Il rilascio di questo visto pone una serie
di problemi “diplomatici”. Li si possono
riassumere tutti con un’unica domanda: come
mai, nel dicembre 1948, il governo della
Repubblica italiana riconosceva il Tibet come
nazione sovrana e indipendente e, oggi,
lo ritiene invece essere parte integrante
della Repubblica popolare cinese? Nel corso
della visita di stato in Cina del presidente
della Repubblica italiana Carlo Azeglio
Ciampi (dicembre 2004) e della visita a Pechino
del presidente del Consiglio Romano
Prodi (settembre 2006) è stata espressa “la
ferma adesione dell’Italia alla politica di
una sola Cina” (e cioè che il Tibet – e
Taiwan – sono parte integrante della Repubblica
popolare cinese). Perché?
Vediamo brevemente che cosa è successo
in Tibet dal 1948 (quando l’Italia lo riconosceva
come nazione indipendente) a oggi.

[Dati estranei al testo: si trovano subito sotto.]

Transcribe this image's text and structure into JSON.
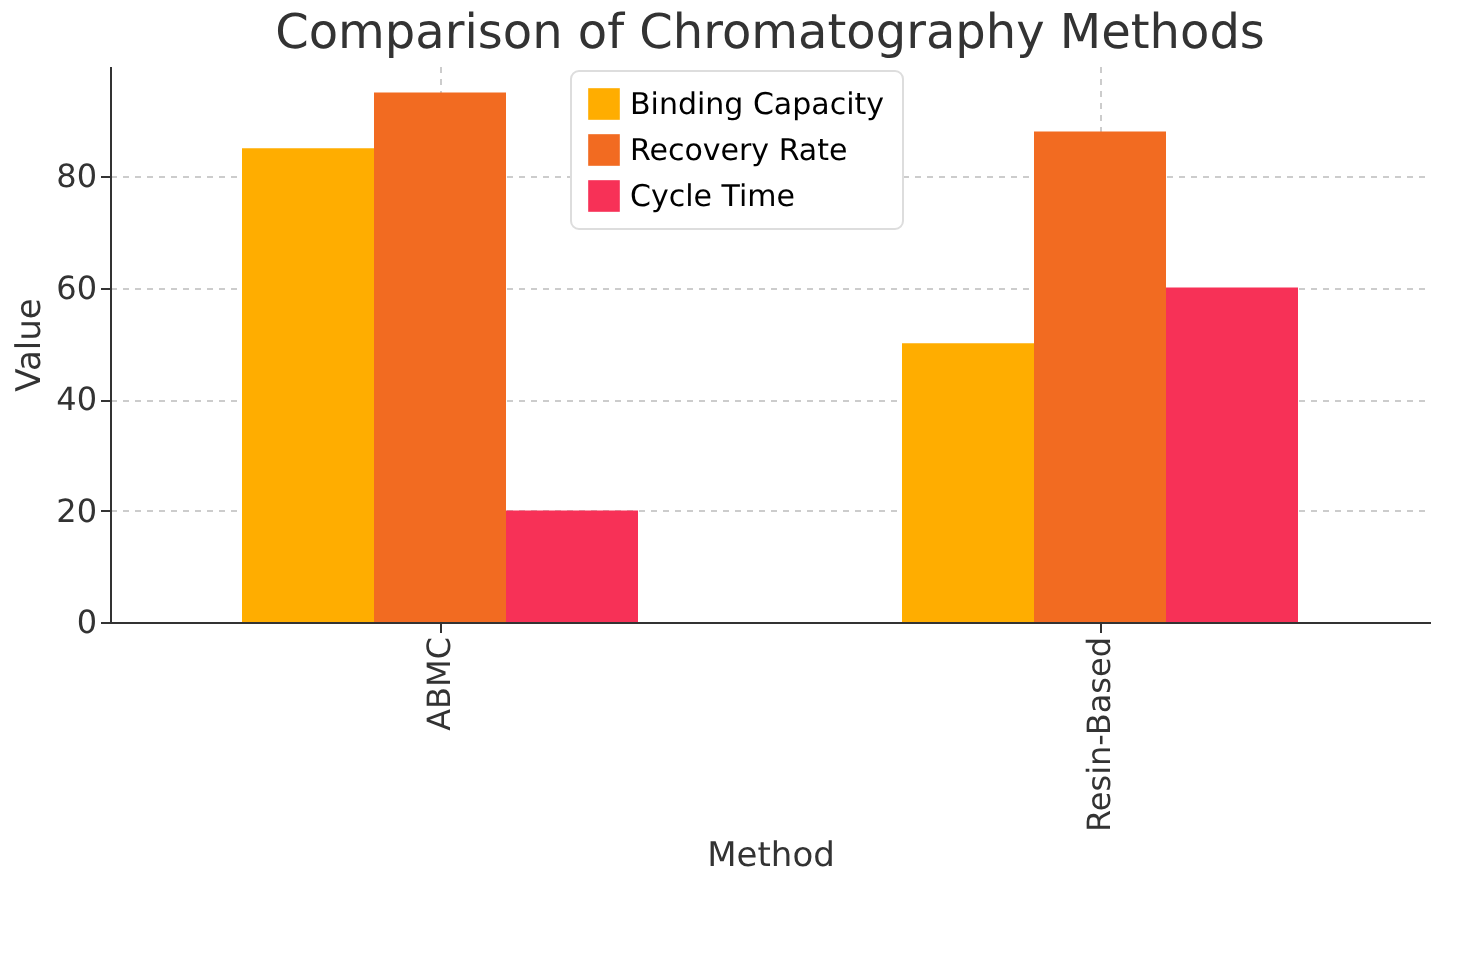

Il
7 ottobre 1950 l’Esercito popolare di liberazione
cinese attacca la città di Chamdo, nel
Tibet orientale. Inizia l’occupazione militare
del paese da parte della Repubblica popolare
cinese. Il 9 settembre 1951 la conquista
militare del Tibet è un fatto compiuto: i
primi tremila soldati di Mao Zedong, seguiti
subito dopo da altri 20 mila, marciano su
Lhasa. Come diretta conseguenza dell’occupazione
cinese, in Tibet, muoiono 1.200.000
persone. Nel decennio della Grande Rivoluzione
Culturale Proletaria (1966-1976), nel
Paese delle Nevi un’intera civilizzazione viene
rasa al suolo dalle Guardie Rosse. (In Tibet,
nel 1959, esistevano 6.259 monasteri. Nel
1976, al termine della Rivoluzione culturale,
ne resteranno in piedi solo 8). Oggi, a Lhasa,
vige un orwelliano regime poliziesco. Ogni
angolo della città è sorvegliato da telecamere
nascoste. Su ogni pianerottolo di condominio
c’è un informatore della polizia.
E’ stato tutto questo a far cambiare opinione
alla diplomazia italiana sullo stato
giuridico del Tibet e sul diritto all’autodeterminazione
del popolo tibetano?
La “Conferenza per un Tibet indipendente”
si è tenuta a New Delhi presso la
Gandhi Peace Foundation. Tenzin Tsundue,
il segretario di Friends of Tibet (India),
si è presentato con la solita fascia di
stoffa rossa legata alla fronte e il kurta nero.
Ha fatto un appassionato appello ai tibetani
“fuori e dentro il Tibet” a intensificare
la lotta in vista delle Olimpiadi di Pechino
2008. “Faremo ricorso alla lotta nonviolenta”,
ha detto Tsundue. Ma ha poi ammonito:
“La nonviolenza, senza un supporto
di massa, non funziona”. Al termine dei
due giorni di conferenza è stato approvato
un documento. In esso si chiede all’Onu di
dar seguito alla risoluzione 43/47 del 22 novembre
1988 che prevede l’“adozione di misure
urgenti per l’eliminazione delle ultime
tracce di colonialismo”. I delegati hanno
fatto appello a tutti paesi del mondo affinché
si adoperino per porre fine al colonialismo
cinese in Tibet e aiutino il popolo
tibetano a riconquistare la propria libertà.